外部の指導者だけで、部活指導をするのは法律的に間違っています。
弦楽器の合奏が、吹奏楽のそれと比較して何が違うのか?
少ない種類の楽器で、4つから5つのパートで演奏する「弦楽合奏」は、音色の種類がすべて同じです。吹奏楽と比較して「まとまりやすい」音色です。
 特殊な場合を除き、弦楽器は屋外で演奏できません。野球の応援には使えません。だから?吹奏楽ですか?

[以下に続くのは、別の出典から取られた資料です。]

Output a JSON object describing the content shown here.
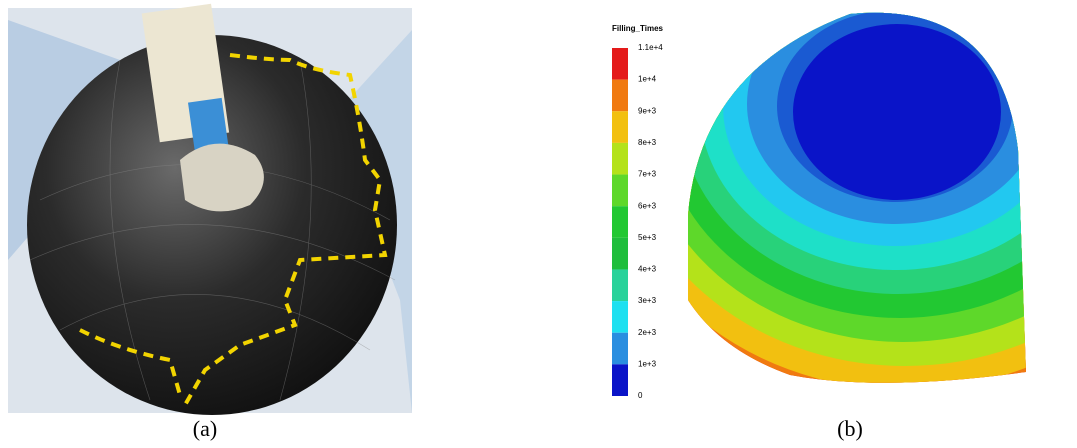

 弦楽器と管楽器・打楽器で「管弦楽~オーケストラ」ができます。
弦楽合奏と、数種類の管楽器だけでもオーケストラです。
「ウインド・オーケストラ」と言う名前を見るたびに、なんとなく違和感を覚えるのは私だけでしょうか?「ウインド・アンサンブル」は当然存在します。
 学校に弦楽器を導入するか?しないか?と言う話の前に、部活動とは何か?について社会が理解することが先決だと思います。
 楽器の演奏を趣味にする人が増えることで、人にやさしくできる人が増えると思っています。競う事より、助け合う事の大切さを体感できる合奏が、日本中に広まることを願っています。
 最後までお読みいただき、ありがとうございました。